Una mañana se murieron todas de sopetón. Entonces fue Laura quien me trató de convencer para que nos largáramos. No sé si lo que hice fue por rencor, por estupidez o por venganza, el caso es que le dije que no; que no solo le habíamos invertido tiempo a la tierra, sino que hasta le habíamos ganado la batalla a las ranas. Fue lo peor que pude haber hecho porque los cientos de miles de cuerpecitos verdes se comenzaron a pudrir. Despedían un vaho verde que se impregnaba como baba. Pronto nuestros brazos, cara y piernas se pusieron corrugados, fríos y verdes. Teníamos que salir a tomar el sol y hasta nuestra forma de hablar cambió, se nos hinchaba el cuello al conversar. Nos pareció que comenzábamos a groar igual que ellas. No pudimos ni enterrarlas, ni quemarlas, ni nada. Se quedaron allí amontonadas por todo el pueblo. Llegó en nuestra ayuda el astro sol. Se comenzaron a desecar y pronto su piel crujiente se hizo volátil. Parecían hojas de los árboles en otoño. Cubrieron todas las laderas, las mesetas y las faldas de las montañas. Era ya tiempo de trabajar el campo para la siembra, pero no queríamos ponerlas como abono. Ya bastante daño nos había hecho la plaga para que sus restos nutrieran las lentejas y frijoles. No teníamos animales y estábamos anémicos. Seguimos esperando un milagro, pero llegaron las moscas. Eso nadie estuvo dispuesto a soportarlo y decidimos abandonarlo todo. Esta vez en silencio y complicidad. No teníamos mucho que llevarnos, más que la pestilencia de sapo y los huesos propios.
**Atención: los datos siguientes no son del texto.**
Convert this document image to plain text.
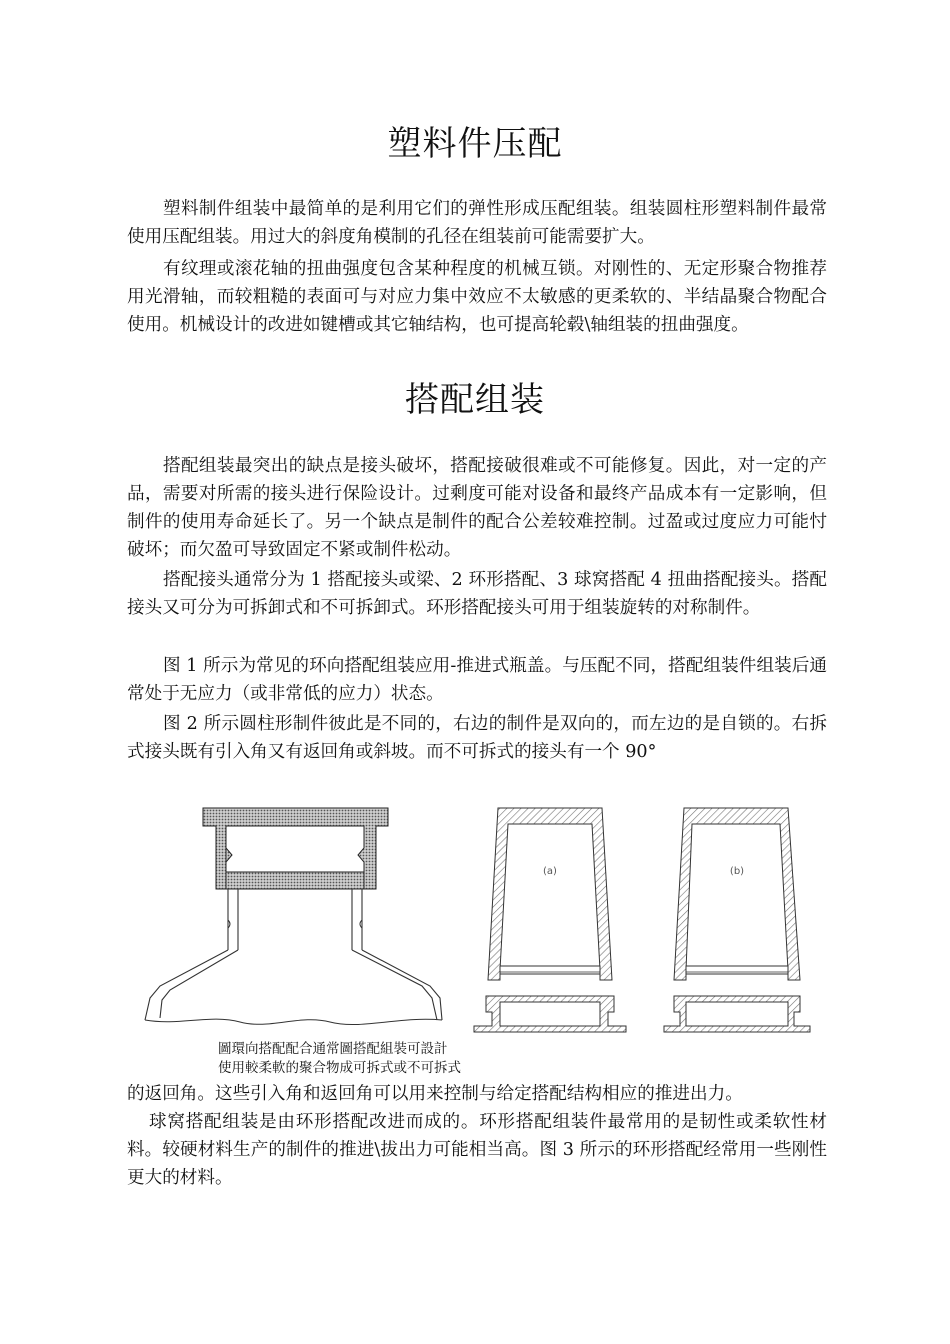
塑料件压配

塑料制件组装中最简单的是利用它们的弹性形成压配组装。组装圆柱形塑料制件最常使用压配组装。用过大的斜度角模制的孔径在组装前可能需要扩大。

有纹理或滚花轴的扭曲强度包含某种程度的机械互锁。对刚性的、无定形聚合物推荐用光滑轴，而较粗糙的表面可与对应力集中效应不太敏感的更柔软的、半结晶聚合物配合使用。机械设计的改进如键槽或其它轴结构，也可提高轮毂\轴组装的扭曲强度。

搭配组装

搭配组装最突出的缺点是接头破坏，搭配接破很难或不可能修复。因此，对一定的产品，需要对所需的接头进行保险设计。过剩度可能对设备和最终产品成本有一定影响，但制件的使用寿命延长了。另一个缺点是制件的配合公差较难控制。过盈或过度应力可能忖破坏；而欠盈可导致固定不紧或制件松动。

搭配接头通常分为 1 搭配接头或梁、2 环形搭配、3 球窝搭配 4 扭曲搭配接头。搭配接头又可分为可拆卸式和不可拆卸式。环形搭配接头可用于组装旋转的对称制件。

图 1 所示为常见的环向搭配组装应用-推进式瓶盖。与压配不同，搭配组装件组装后通常处于无应力（或非常低的应力）状态。

图 2 所示圆柱形制件彼此是不同的，右边的制件是双向的，而左边的是自锁的。右拆式接头既有引入角又有返回角或斜坡。而不可拆式的接头有一个 90°

(a)	(b)
圖環向搭配配合通常圖搭配組裝可設計
使用較柔軟的聚合物成可拆式或不可拆式

的返回角。这些引入角和返回角可以用来控制与给定搭配结构相应的推进出力。

球窝搭配组装是由环形搭配改进而成的。环形搭配组装件最常用的是韧性或柔软性材料。较硬材料生产的制件的推进\拔出力可能相当高。图 3 所示的环形搭配经常用一些刚性更大的材料。
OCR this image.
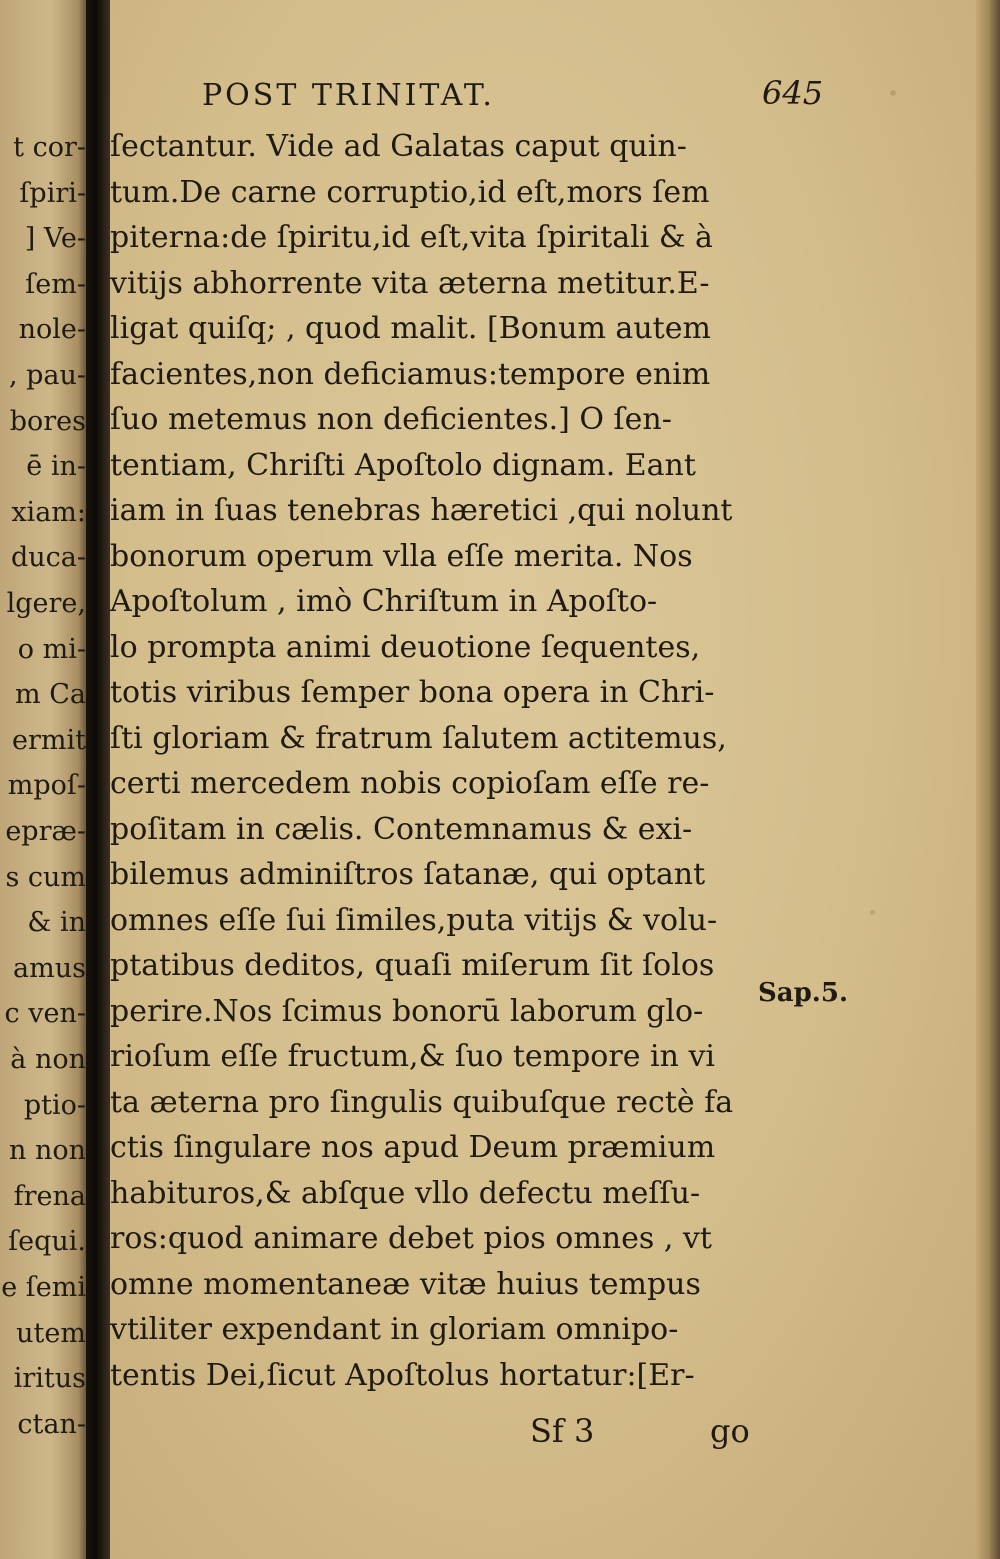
t cor-
ſpiri-
] Ve-
ſem-
nole-
, pau-
bores
ē in-
xiam:
duca-
lgere,
o mi-
m Ca
ermit
mpoſ-
epræ-
s cum
& in
amus
c ven-
à non
ptio-
n non
frena
ſequi.
e ſemi
utem
iritus
ctan-
POST TRINITAT.	645
ſectantur. Vide ad Galatas caput quin-
tum.De carne corruptio,id eſt,mors ſem
piterna:de ſpiritu,id eſt,vita ſpiritali & à
vitijs abhorrente vita æterna metitur.E-
ligat quiſq; , quod malit. [Bonum autem
facientes,non deficiamus:tempore enim
ſuo metemus non deficientes.] O ſen-
tentiam, Chriſti Apoſtolo dignam. Eant
iam in ſuas tenebras hæretici ,qui nolunt
bonorum operum vlla eſſe merita. Nos
Apoſtolum , imò Chriſtum in Apoſto-
lo prompta animi deuotione ſequentes,
totis viribus ſemper bona opera in Chri-
ſti gloriam & fratrum ſalutem actitemus,
certi mercedem nobis copioſam eſſe re-
poſitam in cælis. Contemnamus & exi-
bilemus adminiſtros ſatanæ, qui optant
omnes eſſe ſui ſimiles,puta vitijs & volu-
ptatibus deditos, quaſi miſerum ſit ſolos
perire.Nos ſcimus bonorū laborum glo-
rioſum eſſe fructum,& ſuo tempore in vi
ta æterna pro ſingulis quibuſque rectè fa
ctis ſingulare nos apud Deum præmium
habituros,& abſque vllo defectu meſſu-
ros:quod animare debet pios omnes , vt
omne momentaneæ vitæ huius tempus
vtiliter expendant in gloriam omnipo-
tentis Dei,ſicut Apoſtolus hortatur:[Er-
Sap.5.
Sf 3	go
No pudimos asentarnos en ningún sitio. Se nos persiguió como a los herejes y huían de nosotros como si fuéramos la peste. Nos fuimos quedando encajados por el camino, clavados como cercas. Pasamos a ser ánimas vivientes buscando el más allá en el inmediato más acá. No supimos en qué momento nos quedamos completamente solos. Laura y yo decidimos olvidar los reproches, estábamos vaciados, carentes de sensaciones. Nos desencadenamos del pasado y nos sentamos debajo de un pero. Nos dimos un fuerte abrazo y nos dejamos llevar por el sonido del viento que era un canto de libertad, una melodía de reencuentro. Se nos fue erosionando el cuerpo hasta que de ellos no quedó nada.